Consequently, we wouldn't be using the browser's XML display routines 
again, which essentially makes XML no longer an attractive option, as 
we'd need to add our own disabled-handling anyway. We'd be left with 
most of the disadvantages of XML in a restricted environment (the 
browser) instead of creating an unrestricted FreeCard application 
that can retrieve files through streaming via the web. Clearer now?

>Uli: If needed, we could add an exporter to DHTML ...
>
>Alain: I believe this to be a good idea. Many HC list
>members have recently signaled to me their interest in
>being able to save their HyperCard stacks as
>web-stacks e.g. a coherent set of web pages and btns
>that mirrors the structure of the exported stack.

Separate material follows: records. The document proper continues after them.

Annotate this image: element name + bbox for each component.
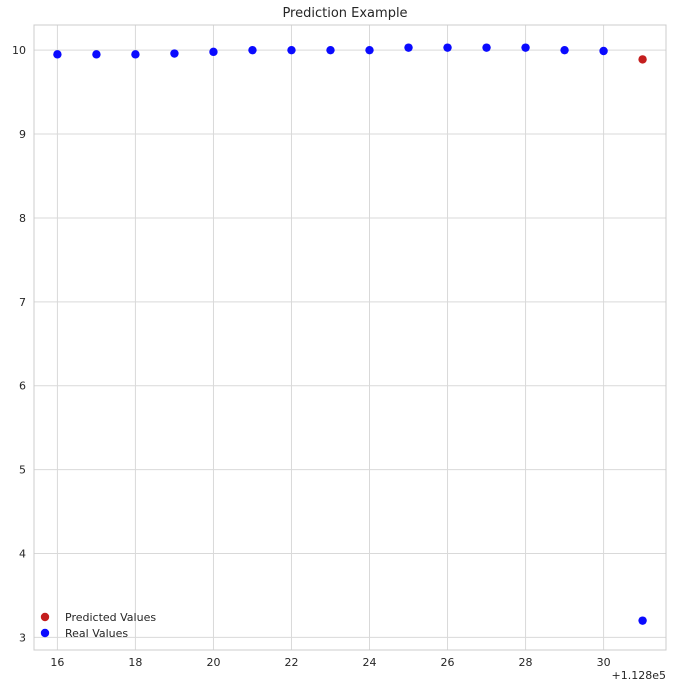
- real-values-point: [404, 43, 413, 52]
- real-values-point: [209, 47, 218, 57]
- real-values-point: [521, 43, 530, 52]
- real-values-point: [92, 50, 101, 59]
- y-tick-label: 7: [19, 296, 26, 309]
- legend-marker-predicted-values: [40, 612, 50, 622]
- y-tick-label: 3: [19, 631, 26, 644]
- real-values-point: [560, 45, 569, 55]
- real-values-point: [599, 46, 608, 56]
- y-tick-label: 6: [19, 380, 26, 393]
- real-values-point: [443, 43, 452, 52]
- real-values-point: [248, 45, 257, 55]
- grid-layer: [34, 25, 666, 650]
- legend-label-real-values: Real Values: [65, 627, 128, 640]
- real-values-point: [638, 616, 647, 625]
- points-layer: [53, 43, 647, 625]
- y-tick-label: 4: [19, 548, 26, 561]
- real-values-point: [365, 45, 374, 55]
- x-tick-label: 18: [128, 656, 142, 669]
- y-tick-label: 8: [19, 212, 26, 225]
- real-values-point: [170, 49, 179, 58]
- plot-frame: [33, 24, 667, 651]
- y-tick-label: 9: [19, 128, 26, 141]
- legend-label-predicted-values: Predicted Values: [65, 611, 156, 624]
- real-values-point: [326, 45, 335, 55]
- legend: Predicted Values Real Values: [40, 611, 156, 640]
- x-tick-label: 16: [50, 656, 64, 669]
- x-tick-label: 28: [519, 656, 533, 669]
- ticks-layer: 16 18 20 22 24 26 28 30 3 4 5 6 7 8 9 10: [12, 44, 611, 669]
- y-tick-label: 5: [19, 464, 26, 477]
- real-values-point: [53, 50, 62, 59]
- x-tick-label: 24: [363, 656, 377, 669]
- x-tick-label: 30: [597, 656, 611, 669]
- y-tick-label: 10: [12, 44, 26, 57]
- x-offset-label: +1.128e5: [612, 669, 666, 682]
- x-tick-label: 26: [441, 656, 455, 669]
- real-values-point: [131, 50, 140, 59]
- x-tick-label: 22: [284, 656, 298, 669]
- x-tick-label: 20: [206, 656, 220, 669]
- real-values-point: [287, 45, 296, 55]
- real-values-point: [482, 43, 491, 52]
- predicted-values-point: [638, 55, 647, 64]
- legend-marker-real-values: [40, 628, 50, 638]
- chart-title: Prediction Example: [282, 6, 407, 21]
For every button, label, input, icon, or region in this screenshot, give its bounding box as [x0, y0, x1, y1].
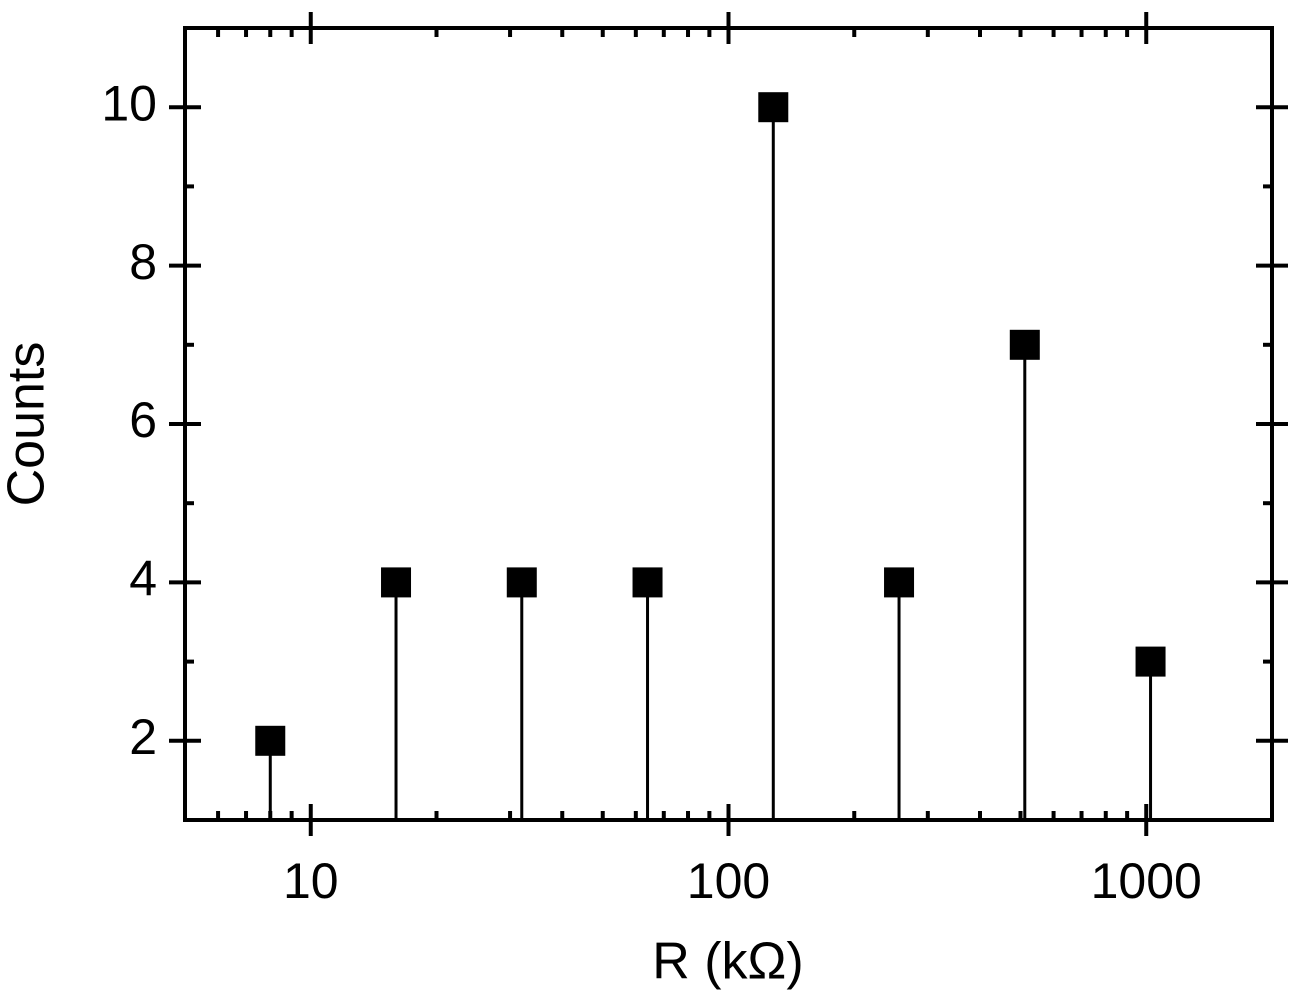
marker [1009, 329, 1040, 360]
y-tick-label: 8 [129, 234, 157, 290]
y-tick-label: 2 [129, 709, 157, 765]
marker [255, 725, 286, 756]
x-axis-title: R (kΩ) [652, 933, 804, 991]
x-tick-label: 10 [283, 853, 339, 909]
marker [1135, 646, 1166, 677]
marker [632, 567, 663, 598]
x-tick-label: 1000 [1091, 853, 1202, 909]
marker [884, 567, 915, 598]
x-tick-label: 100 [687, 853, 770, 909]
plot-frame [183, 26, 1274, 822]
marker [758, 92, 789, 123]
y-tick-label: 4 [129, 551, 157, 607]
marker [506, 567, 537, 598]
y-axis-title: Counts [0, 342, 56, 507]
y-tick-label: 6 [129, 392, 157, 448]
marker [381, 567, 412, 598]
y-tick-label: 10 [101, 75, 157, 131]
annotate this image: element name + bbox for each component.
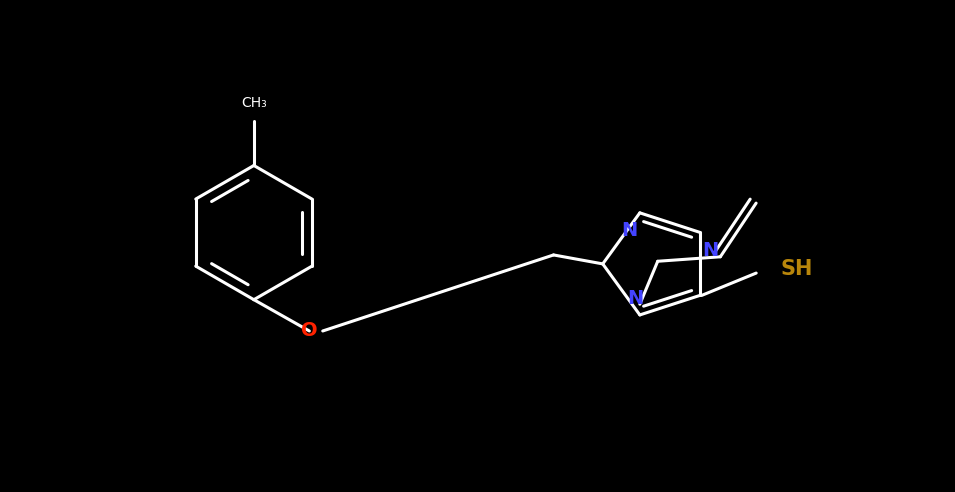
Text: N: N: [703, 241, 719, 260]
Text: O: O: [301, 321, 318, 340]
Text: N: N: [621, 221, 637, 240]
Text: N: N: [627, 289, 644, 308]
Text: SH: SH: [780, 259, 813, 278]
Text: CH₃: CH₃: [241, 96, 266, 110]
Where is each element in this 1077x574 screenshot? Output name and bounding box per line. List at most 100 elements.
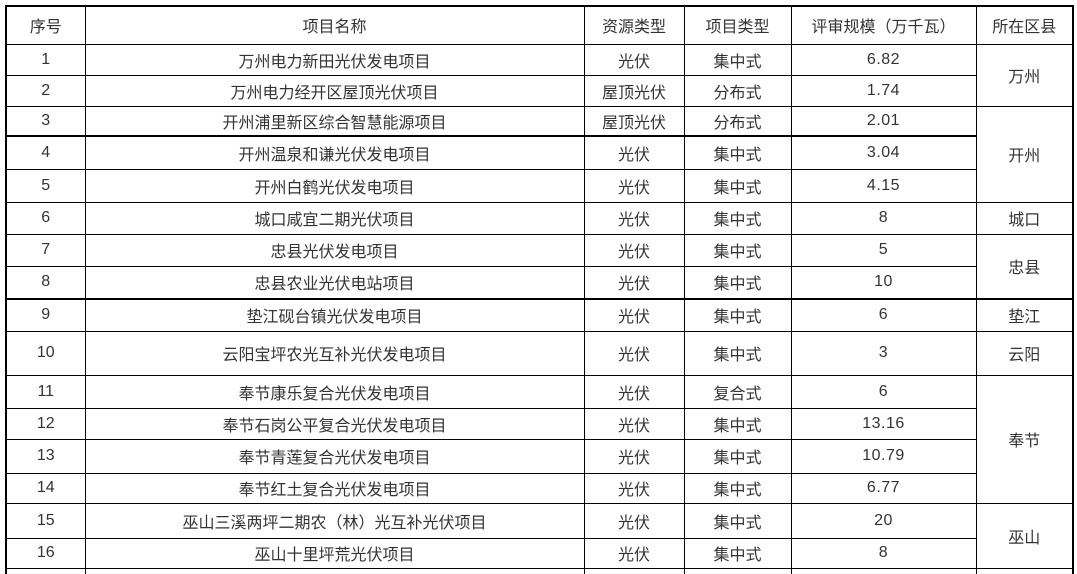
cell-resource-type: 光伏: [583, 135, 685, 170]
cell-project-name: 万州电力经开区屋顶光伏项目: [84, 74, 585, 107]
cell-index: 14: [5, 472, 86, 504]
table-row: 4 开州温泉和谦光伏发电项目 光伏 集中式 3.04: [5, 135, 1073, 170]
cell-project-name: 开州浦里新区综合智慧能源项目: [84, 105, 585, 137]
cell-project-name: 奉节石岗公平复合光伏发电项目: [84, 407, 585, 440]
cell-resource-type: 屋顶光伏: [583, 105, 685, 137]
col-header-type: 项目类型: [683, 5, 792, 45]
cell-resource-type: 屋顶光伏: [583, 74, 685, 107]
col-header-name: 项目名称: [84, 5, 585, 45]
cell-project-name: 万州电力新田光伏发电项目: [84, 43, 585, 76]
cell-review-scale: 1.74: [790, 74, 977, 107]
cell-resource-type: 光伏: [583, 438, 685, 474]
cell-project-type: 分布式: [683, 74, 792, 107]
cell-index: 11: [5, 374, 86, 409]
cell-empty: [5, 567, 86, 574]
projects-table: 序号 项目名称 资源类型 项目类型 评审规模（万千瓦） 所在区县 1 万州电力新田光伏发电项…: [5, 5, 1074, 574]
cell-region-merged: 万州: [975, 43, 1074, 107]
cell-index: 4: [5, 135, 86, 170]
table-body: 1 万州电力新田光伏发电项目 光伏 集中式 6.82 万州 2 万州电力经开区屋顶光伏项目 屋顶…: [5, 43, 1074, 574]
table-row: 11 奉节康乐复合光伏发电项目 光伏 复合式 6 奉节: [5, 374, 1074, 504]
cell-resource-type: 光伏: [583, 201, 685, 235]
cell-resource-type: 光伏: [583, 330, 685, 376]
cell-resource-type: 光伏: [583, 233, 685, 267]
cell-index: 6: [5, 201, 86, 235]
cell-project-type: 集中式: [683, 43, 792, 76]
cell-region-merged: 垫江: [975, 298, 1074, 332]
cell-project-type: 集中式: [683, 472, 792, 504]
cell-review-scale: 8: [790, 201, 977, 235]
cell-region-merged: 云阳: [975, 330, 1074, 376]
table-header: 序号 项目名称 资源类型 项目类型 评审规模（万千瓦） 所在区县: [5, 5, 1074, 45]
cell-region-merged: 奉节: [975, 374, 1074, 504]
cell-resource-type: 光伏: [583, 537, 685, 569]
cell-resource-type: 光伏: [583, 472, 685, 504]
cell-project-name: 开州白鹤光伏发电项目: [84, 168, 585, 203]
cell-project-name: 巫山三溪两坪二期农（林）光互补光伏项目: [84, 502, 585, 539]
cell-index: 13: [5, 438, 86, 474]
table-row: 14 奉节红土复合光伏发电项目 光伏 集中式 6.77: [5, 472, 1073, 504]
cell-project-name: 奉节红土复合光伏发电项目: [84, 472, 585, 504]
table-row: 9 垫江砚台镇光伏发电项目 光伏 集中式 6 垫江: [5, 298, 1074, 332]
col-header-scale: 评审规模（万千瓦）: [790, 5, 977, 45]
cell-review-scale: 6: [790, 298, 977, 332]
table-row: 2 万州电力经开区屋顶光伏项目 屋顶光伏 分布式 1.74: [5, 74, 1073, 107]
table-row: 12 奉节石岗公平复合光伏发电项目 光伏 集中式 13.16: [5, 407, 1073, 440]
cell-review-scale: 3: [790, 330, 977, 376]
cell-review-scale: 2.01: [790, 105, 977, 137]
cell-index: 7: [5, 233, 86, 267]
cell-project-type: 集中式: [683, 330, 792, 376]
cell-project-type: 集中式: [683, 438, 792, 474]
table-row: 5 开州白鹤光伏发电项目 光伏 集中式 4.15: [5, 168, 1073, 203]
cell-resource-type: 光伏: [583, 407, 685, 440]
cell-empty: [790, 567, 977, 574]
cell-review-scale: 8: [790, 537, 977, 569]
table-row: 7 忠县光伏发电项目 光伏 集中式 5 忠县: [5, 233, 1074, 300]
cell-project-type: 集中式: [683, 407, 792, 440]
cell-region-merged: 巫山: [975, 502, 1074, 569]
cell-project-name: 垫江砚台镇光伏发电项目: [84, 298, 585, 332]
cell-project-name: 巫山十里坪荒光伏项目: [84, 537, 585, 569]
cell-review-scale: 10.79: [790, 438, 977, 474]
cell-index: 1: [5, 43, 86, 76]
cell-project-type: 集中式: [683, 201, 792, 235]
col-header-resource: 资源类型: [583, 5, 685, 45]
col-header-no: 序号: [5, 5, 86, 45]
cell-project-name: 奉节青莲复合光伏发电项目: [84, 438, 585, 474]
cell-project-name: 忠县农业光伏电站项目: [84, 265, 585, 300]
cell-resource-type: 光伏: [583, 43, 685, 76]
cell-empty: [683, 567, 792, 574]
cell-project-type: 分布式: [683, 105, 792, 137]
cell-index: 10: [5, 330, 86, 376]
cell-resource-type: 光伏: [583, 298, 685, 332]
cell-project-name: 云阳宝坪农光互补光伏发电项目: [84, 330, 585, 376]
cell-project-type: 集中式: [683, 168, 792, 203]
cell-project-name: 忠县光伏发电项目: [84, 233, 585, 267]
cell-empty: [583, 567, 685, 574]
table-row: 13 奉节青莲复合光伏发电项目 光伏 集中式 10.79: [5, 438, 1073, 474]
cell-project-type: 集中式: [683, 537, 792, 569]
cell-review-scale: 4.15: [790, 168, 977, 203]
cell-review-scale: 6.82: [790, 43, 977, 76]
table-row: 15 巫山三溪两坪二期农（林）光互补光伏项目 光伏 集中式 20 巫山: [5, 502, 1074, 569]
table-container: 序号 项目名称 资源类型 项目类型 评审规模（万千瓦） 所在区县 1 万州电力新田光伏发电项…: [5, 5, 1074, 574]
cell-review-scale: 10: [790, 265, 977, 300]
cell-index: 3: [5, 105, 86, 137]
cell-project-type: 集中式: [683, 502, 792, 539]
cell-resource-type: 光伏: [583, 502, 685, 539]
cell-region-merged: 忠县: [975, 233, 1074, 300]
cell-project-type: 集中式: [683, 233, 792, 267]
cell-project-type: 集中式: [683, 265, 792, 300]
table-row: 16 巫山十里坪荒光伏项目 光伏 集中式 8: [5, 537, 1073, 569]
header-row: 序号 项目名称 资源类型 项目类型 评审规模（万千瓦） 所在区县: [5, 5, 1074, 45]
cell-region-merged: 城口: [975, 201, 1074, 235]
cell-review-scale: 5: [790, 233, 977, 267]
cell-index: 16: [5, 537, 86, 569]
cell-empty: [84, 567, 585, 574]
cell-region-merged: 开州: [975, 105, 1074, 203]
cell-resource-type: 光伏: [583, 265, 685, 300]
cell-project-type: 集中式: [683, 298, 792, 332]
cell-project-name: 奉节康乐复合光伏发电项目: [84, 374, 585, 409]
cell-index: 2: [5, 74, 86, 107]
cell-resource-type: 光伏: [583, 168, 685, 203]
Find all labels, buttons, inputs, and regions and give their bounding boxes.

  This could also be achieved using a FreeCard stack, it wouldn't need 
to be part of FreeCard itself.

>Uli: ... but that would miss lots of features and we'd
>have to translate FreeScript to Java or HTML links and
>"do" would become impossible, etc. It'd be pretty
>disadvantageous.
>
>Alain: Less than you believe, I venture.

  But it would make FreeCard an application to create web pages 
instead of a RAD tool. And a tool that's 100% specifically designed 
to be an HTML editor is better for creating HTML than a tool that 
allows creating much more powerful files (stacks) and to then create 
web pages from that using a lossy conversion. I think a 
web-page-designer stack that uses the basic structure of a stack to 
contain a web page would be much better suited for this task. It's 
something the UFP could already attempt on their own using HyperCard 
and XCMDs. We would later find a way to convert that to a FreeCard 
stack.

>Alain: Minimum. MetaCard is already web-savvy. Several
>web protocols are scriptable from within MetaTalk.

  We will certainly look into what other HC clones have added and 
include it as needed later down the road. And I'm sure web scripting 
will have a big lobby. But for use as a web browser-like application, 
the "Open URL" command might suffice. We could even hack in an 
HTML-viewer if needed (again, I'm toying with wxWindows, which has 
that available as a pre-written component, even though it loads 
images at a snail's speed, but I guess that'll be improved over time).

>Alain: Sounds simple enough. Does our
>block-file-format (eventually) permit this?

  The dynamic loading of the map (I.e. only the main map is loaded at 
startup, a sub-block's map isn't loaded until you're actually 
accessing it) I'm currently working on will come in handy there.

>Uli: ... as I'm not sure we can say "download byte 1
>to 7 of file x" over the web.
>
>Alain: Following up on my Remote-Procedure-Call idea,
>the HTTP protocol does support this. They call these
>"stay-alive connections".

  Well, if that works, it should be rather easy to dynamically stream 
a file over the web. I would just download the file header (which 
contains the position of the main map) and then use the info from 
that to download only the main map, and then that would be used to 
download the blocks currently needed (i.e. the main stack of the 
file, it's first background and its first card).